Politically active, he established the Irish-Americans for Clinton campaign in 1991 and led an Irish-American delegation to Northern Ireland after Clinton was elected. He was also an intermediary between Sinn Féin and the White House during the peace process and helped secure an American visa for the party president, Gerry Adams, in 1994.
O’Dowd has consistently worked on behalf of Irish emigrants to the United States and created the US-Ireland Forum, a forerunner of the Diaspora Forum hosted by the Irish Government, in 2009. He remains close to the Clintons and served on Hillary Clinton’s Finance Committee for her 2008 presidential campaign.
In April 2011, at the inaugural Irish American Hall of Fame luncheon in New York, the former president Bill Clinton said his involvement in the Northern Ireland issue was on the initiative of O’Dowd.
O’Dowd declared his interest in the post while he was in the United States after he was approached by a number of people during the visit to Ireland by President Obama, who felt O’Dowd could be an independent candidate who would work with the Irish diaspora. He would refuse to identify the people who urged him to go forward, only saying that he had not approached the Clintons at any time for their support as he considered his potential bid.
O’Dowd’s decision to seek support for a run sparked an article from Walter Ellis, a former diplomatic correspondent and correspondent in Brussels and Belfast for the Irish Times, who lives in both France an
d the United States, questioning his credentials. It also referred to O’Dowd taking the American oath of allegiance. Ellis wrote combatively that O’Dowd
must be the first aspirant to Áras an Uachtaráin who sees Ireland and the Irish as a brand, not a nation … According to an article published on Irish Central [an Irish-interest portal established by O’Dowd] this week, he would, as president, call on the power of the Irish diaspora and bring it to bear on the country’s crippled economy. He would rally the world’s wealthiest Irish people and encourage them to invest in Ireland, North and South, believing that, ‘all things being equal’, heritage clinches the deal.
Like most Irish-Americans, O’Dowd has an atavistic disdain for Britain and its royal family.
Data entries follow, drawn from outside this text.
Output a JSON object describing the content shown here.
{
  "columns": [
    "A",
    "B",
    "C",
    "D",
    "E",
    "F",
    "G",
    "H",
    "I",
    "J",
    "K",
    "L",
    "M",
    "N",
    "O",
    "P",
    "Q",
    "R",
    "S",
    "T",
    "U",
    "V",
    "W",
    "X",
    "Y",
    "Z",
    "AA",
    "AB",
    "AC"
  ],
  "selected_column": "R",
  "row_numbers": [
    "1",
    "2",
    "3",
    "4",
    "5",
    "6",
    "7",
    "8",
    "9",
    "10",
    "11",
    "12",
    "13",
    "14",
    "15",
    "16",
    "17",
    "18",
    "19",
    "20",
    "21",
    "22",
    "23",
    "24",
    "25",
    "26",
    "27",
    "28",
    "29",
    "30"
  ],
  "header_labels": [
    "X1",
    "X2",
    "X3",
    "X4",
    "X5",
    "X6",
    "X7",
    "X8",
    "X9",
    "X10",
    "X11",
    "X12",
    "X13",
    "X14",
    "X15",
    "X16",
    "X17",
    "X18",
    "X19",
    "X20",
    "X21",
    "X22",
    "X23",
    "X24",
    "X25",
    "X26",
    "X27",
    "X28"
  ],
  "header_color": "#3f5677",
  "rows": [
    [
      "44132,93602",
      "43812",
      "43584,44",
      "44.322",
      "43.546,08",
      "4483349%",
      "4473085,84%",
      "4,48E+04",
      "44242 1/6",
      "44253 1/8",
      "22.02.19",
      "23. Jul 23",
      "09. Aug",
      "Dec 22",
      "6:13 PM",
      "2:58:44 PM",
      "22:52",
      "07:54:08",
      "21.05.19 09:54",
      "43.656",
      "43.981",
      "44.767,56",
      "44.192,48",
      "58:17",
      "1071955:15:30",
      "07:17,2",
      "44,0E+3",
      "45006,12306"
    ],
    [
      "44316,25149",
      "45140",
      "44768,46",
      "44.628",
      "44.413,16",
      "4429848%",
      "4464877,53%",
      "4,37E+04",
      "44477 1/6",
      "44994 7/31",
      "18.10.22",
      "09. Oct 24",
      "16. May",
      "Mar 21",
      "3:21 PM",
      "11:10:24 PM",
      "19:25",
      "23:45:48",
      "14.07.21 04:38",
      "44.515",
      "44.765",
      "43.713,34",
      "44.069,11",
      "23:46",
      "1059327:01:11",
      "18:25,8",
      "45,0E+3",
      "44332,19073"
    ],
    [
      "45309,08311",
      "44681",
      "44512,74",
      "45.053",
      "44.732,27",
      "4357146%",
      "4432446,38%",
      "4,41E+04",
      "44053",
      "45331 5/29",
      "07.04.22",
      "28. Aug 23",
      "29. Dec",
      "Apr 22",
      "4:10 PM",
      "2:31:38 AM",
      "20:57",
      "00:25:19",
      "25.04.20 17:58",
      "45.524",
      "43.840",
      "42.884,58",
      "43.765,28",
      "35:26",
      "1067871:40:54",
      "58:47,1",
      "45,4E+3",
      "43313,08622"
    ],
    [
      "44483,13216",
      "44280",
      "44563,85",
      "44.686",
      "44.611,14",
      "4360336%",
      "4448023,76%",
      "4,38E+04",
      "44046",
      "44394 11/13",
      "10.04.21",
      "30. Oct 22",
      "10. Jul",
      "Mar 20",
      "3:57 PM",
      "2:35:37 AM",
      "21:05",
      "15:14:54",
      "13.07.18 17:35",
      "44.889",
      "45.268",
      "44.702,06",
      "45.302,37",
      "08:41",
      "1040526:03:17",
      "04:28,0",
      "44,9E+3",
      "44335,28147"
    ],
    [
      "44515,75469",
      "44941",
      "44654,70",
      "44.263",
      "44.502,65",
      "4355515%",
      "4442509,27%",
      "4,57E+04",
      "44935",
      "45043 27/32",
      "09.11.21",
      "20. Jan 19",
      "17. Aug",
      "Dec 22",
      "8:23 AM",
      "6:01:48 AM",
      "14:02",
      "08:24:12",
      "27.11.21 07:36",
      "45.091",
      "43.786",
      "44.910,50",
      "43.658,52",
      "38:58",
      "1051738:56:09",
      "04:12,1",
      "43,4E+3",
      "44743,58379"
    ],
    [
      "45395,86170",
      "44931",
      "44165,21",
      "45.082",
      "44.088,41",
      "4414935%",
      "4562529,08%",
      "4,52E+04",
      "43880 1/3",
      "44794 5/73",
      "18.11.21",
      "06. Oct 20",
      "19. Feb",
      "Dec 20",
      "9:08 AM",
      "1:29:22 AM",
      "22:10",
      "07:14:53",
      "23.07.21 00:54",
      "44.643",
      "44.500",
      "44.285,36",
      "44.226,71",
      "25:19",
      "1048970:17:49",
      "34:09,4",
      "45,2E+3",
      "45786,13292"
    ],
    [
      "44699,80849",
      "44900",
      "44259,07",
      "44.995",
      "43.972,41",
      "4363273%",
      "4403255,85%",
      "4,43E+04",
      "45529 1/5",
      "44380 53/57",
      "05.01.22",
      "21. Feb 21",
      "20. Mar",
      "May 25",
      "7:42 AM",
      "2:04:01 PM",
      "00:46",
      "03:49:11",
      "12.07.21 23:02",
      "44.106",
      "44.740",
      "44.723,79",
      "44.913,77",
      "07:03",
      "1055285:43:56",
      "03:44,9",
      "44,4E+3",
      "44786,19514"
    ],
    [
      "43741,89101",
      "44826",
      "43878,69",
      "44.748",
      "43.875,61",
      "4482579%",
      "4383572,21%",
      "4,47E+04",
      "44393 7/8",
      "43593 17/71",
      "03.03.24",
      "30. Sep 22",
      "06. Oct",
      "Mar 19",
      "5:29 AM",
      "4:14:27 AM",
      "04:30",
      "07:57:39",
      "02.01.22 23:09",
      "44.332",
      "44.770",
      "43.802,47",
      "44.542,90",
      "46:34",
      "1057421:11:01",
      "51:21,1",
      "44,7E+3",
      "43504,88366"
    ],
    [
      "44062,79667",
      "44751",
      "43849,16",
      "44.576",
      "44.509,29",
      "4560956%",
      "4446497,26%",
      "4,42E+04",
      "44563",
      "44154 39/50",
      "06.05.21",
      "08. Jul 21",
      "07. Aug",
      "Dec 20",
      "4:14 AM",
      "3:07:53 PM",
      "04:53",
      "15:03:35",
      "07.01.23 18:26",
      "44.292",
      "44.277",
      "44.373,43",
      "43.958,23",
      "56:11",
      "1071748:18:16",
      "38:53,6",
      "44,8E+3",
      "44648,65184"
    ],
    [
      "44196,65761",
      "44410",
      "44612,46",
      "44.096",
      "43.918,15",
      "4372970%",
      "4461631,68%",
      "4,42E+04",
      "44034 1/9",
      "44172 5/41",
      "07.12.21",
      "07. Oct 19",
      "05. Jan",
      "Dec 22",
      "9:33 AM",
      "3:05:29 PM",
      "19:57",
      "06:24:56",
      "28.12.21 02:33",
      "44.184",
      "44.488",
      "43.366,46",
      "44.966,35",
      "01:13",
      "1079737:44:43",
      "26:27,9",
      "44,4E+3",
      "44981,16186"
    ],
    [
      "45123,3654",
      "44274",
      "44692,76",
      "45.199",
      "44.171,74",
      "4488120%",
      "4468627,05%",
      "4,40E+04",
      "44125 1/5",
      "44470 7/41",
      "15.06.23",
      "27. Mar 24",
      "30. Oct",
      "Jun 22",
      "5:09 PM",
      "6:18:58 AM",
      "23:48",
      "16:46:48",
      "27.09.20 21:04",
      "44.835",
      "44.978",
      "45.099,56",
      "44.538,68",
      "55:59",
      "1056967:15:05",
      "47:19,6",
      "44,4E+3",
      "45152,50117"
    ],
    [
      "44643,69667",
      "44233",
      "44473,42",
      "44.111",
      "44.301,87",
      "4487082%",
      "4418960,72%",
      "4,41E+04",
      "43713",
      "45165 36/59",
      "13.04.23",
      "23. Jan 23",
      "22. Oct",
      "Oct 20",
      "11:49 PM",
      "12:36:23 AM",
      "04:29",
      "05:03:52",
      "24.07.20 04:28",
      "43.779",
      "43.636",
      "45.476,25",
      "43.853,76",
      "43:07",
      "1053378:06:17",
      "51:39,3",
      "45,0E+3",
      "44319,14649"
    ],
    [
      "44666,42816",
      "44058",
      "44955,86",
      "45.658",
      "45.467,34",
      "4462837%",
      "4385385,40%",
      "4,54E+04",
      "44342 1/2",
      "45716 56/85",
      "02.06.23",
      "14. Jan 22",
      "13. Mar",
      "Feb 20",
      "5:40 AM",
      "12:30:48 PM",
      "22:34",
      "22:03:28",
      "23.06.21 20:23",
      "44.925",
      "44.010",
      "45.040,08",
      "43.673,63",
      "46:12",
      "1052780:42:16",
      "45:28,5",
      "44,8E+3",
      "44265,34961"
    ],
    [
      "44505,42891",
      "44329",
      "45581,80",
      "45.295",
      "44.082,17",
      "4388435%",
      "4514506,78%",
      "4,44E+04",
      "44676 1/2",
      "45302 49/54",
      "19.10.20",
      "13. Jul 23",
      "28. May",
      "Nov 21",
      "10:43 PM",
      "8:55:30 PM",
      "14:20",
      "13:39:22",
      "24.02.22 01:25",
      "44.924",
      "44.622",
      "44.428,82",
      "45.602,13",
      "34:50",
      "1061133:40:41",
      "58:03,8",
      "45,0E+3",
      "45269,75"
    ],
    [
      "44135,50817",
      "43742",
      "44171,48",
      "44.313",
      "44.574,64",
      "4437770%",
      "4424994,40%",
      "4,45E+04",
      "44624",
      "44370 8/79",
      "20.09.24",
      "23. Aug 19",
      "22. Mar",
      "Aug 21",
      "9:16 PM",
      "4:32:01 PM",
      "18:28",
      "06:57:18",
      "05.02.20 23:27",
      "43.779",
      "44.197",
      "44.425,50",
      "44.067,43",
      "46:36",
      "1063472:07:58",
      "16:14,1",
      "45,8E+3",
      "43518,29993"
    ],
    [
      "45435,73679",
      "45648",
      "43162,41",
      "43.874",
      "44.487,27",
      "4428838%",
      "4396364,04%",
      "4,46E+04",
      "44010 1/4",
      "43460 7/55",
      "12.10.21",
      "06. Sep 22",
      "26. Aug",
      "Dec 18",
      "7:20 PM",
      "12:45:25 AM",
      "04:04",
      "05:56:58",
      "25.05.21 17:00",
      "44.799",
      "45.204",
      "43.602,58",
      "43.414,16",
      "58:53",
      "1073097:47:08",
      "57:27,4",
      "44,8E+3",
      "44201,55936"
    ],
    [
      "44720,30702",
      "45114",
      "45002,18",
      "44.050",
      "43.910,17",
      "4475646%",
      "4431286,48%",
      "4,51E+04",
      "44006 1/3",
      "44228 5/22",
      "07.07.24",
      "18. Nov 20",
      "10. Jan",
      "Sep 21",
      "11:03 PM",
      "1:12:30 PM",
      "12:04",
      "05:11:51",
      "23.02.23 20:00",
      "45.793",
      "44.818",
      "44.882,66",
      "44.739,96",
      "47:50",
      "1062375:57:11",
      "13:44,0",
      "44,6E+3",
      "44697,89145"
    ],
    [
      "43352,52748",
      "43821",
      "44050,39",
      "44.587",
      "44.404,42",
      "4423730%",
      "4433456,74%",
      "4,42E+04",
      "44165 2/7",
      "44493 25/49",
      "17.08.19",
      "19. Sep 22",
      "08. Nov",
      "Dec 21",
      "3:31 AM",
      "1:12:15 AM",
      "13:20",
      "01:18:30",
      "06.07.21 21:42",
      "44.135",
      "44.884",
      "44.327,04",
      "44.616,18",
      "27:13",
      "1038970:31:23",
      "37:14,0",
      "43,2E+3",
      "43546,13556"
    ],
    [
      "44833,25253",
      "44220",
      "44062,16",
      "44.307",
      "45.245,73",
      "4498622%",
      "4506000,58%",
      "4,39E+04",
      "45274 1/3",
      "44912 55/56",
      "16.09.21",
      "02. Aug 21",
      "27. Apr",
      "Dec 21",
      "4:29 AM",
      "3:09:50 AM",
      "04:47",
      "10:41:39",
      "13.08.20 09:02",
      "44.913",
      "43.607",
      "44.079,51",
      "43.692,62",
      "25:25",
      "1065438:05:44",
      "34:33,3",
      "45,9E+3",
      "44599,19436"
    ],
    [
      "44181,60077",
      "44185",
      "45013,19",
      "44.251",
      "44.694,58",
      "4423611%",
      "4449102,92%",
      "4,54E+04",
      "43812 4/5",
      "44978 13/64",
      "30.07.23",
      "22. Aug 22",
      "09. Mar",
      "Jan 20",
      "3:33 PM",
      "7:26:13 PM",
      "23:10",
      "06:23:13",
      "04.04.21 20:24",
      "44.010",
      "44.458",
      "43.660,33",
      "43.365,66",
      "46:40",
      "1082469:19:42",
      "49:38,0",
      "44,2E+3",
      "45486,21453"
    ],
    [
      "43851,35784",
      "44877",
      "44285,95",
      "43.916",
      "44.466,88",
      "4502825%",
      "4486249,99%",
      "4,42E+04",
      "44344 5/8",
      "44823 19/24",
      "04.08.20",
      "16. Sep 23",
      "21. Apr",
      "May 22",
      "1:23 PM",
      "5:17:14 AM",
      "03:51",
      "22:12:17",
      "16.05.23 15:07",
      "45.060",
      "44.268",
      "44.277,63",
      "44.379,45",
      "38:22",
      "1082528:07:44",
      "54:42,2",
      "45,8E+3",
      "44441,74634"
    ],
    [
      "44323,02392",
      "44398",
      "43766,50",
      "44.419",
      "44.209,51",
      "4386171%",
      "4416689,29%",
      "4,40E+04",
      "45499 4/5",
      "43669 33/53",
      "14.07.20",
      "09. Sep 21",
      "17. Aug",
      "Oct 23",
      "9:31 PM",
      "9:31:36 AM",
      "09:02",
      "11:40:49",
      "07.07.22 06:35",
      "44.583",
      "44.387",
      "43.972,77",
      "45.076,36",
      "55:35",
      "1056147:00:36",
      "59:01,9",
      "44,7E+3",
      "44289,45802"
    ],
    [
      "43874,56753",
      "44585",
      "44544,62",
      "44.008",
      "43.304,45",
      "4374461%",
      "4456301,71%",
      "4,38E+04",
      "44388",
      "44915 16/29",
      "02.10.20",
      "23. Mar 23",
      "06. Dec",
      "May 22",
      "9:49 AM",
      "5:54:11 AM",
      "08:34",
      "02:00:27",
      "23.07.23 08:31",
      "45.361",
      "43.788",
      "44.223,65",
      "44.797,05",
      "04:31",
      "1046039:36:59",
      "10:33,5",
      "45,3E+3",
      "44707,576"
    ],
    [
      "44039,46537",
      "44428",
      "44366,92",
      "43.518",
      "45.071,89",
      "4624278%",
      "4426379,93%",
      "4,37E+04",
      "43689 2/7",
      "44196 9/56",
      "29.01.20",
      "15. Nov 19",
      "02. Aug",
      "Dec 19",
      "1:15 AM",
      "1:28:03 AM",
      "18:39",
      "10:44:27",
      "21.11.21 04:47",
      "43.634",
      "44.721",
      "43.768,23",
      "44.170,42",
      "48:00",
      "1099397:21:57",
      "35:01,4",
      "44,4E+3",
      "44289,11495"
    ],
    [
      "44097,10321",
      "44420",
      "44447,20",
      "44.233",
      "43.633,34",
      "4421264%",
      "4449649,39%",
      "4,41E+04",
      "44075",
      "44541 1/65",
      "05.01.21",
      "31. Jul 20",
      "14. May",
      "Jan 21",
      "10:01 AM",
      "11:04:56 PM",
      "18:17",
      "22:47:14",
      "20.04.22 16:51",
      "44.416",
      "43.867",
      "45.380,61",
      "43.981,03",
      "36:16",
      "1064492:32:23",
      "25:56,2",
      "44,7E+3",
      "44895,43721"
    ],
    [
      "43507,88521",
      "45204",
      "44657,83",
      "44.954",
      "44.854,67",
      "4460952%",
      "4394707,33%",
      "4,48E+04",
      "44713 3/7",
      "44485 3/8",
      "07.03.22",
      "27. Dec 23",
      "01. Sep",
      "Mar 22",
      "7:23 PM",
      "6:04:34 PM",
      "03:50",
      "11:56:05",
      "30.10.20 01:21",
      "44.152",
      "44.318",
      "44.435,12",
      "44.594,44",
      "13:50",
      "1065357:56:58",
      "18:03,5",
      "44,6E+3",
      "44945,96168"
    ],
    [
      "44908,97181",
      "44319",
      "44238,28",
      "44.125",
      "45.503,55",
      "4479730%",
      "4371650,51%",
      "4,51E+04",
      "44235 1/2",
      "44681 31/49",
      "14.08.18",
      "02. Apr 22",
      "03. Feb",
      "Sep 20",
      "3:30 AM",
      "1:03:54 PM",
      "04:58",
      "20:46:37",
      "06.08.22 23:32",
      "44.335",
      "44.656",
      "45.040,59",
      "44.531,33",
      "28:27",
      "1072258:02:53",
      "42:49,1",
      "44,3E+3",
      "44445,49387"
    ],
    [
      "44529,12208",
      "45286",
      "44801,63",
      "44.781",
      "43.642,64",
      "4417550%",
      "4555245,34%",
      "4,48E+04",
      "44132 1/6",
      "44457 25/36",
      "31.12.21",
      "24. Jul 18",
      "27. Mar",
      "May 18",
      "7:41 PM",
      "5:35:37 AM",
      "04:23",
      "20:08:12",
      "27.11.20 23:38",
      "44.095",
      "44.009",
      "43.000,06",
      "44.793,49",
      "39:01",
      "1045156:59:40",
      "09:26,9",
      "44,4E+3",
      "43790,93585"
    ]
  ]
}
Of Queen Elizabeth’s State visit he wrote in March: ‘Myself, I wouldn’t cross the road to see her, but I think on balance it is a good thing … hopefully.’
Prince William, he wrote in November, was ‘a member of the lucky sperm club’.
Kate Middleton, now the Duchess of Cambridge, was ‘a good stud mare’, who would be judged by whether or not she produced ‘young colts’ to secure the bloodline.
The recent royal wedding was ‘a fitting circus for a fading empire’. Perhaps as well then that he was not in the Áras when Her Majesty came to call.
A veteran supporter of the peace process, O’Dowd is rightly credited with helping obtain US visas for former leaders of the IRA and for pricking the interest of President Clinton in a cause whose time had come. For he remains at heart an old-time republican.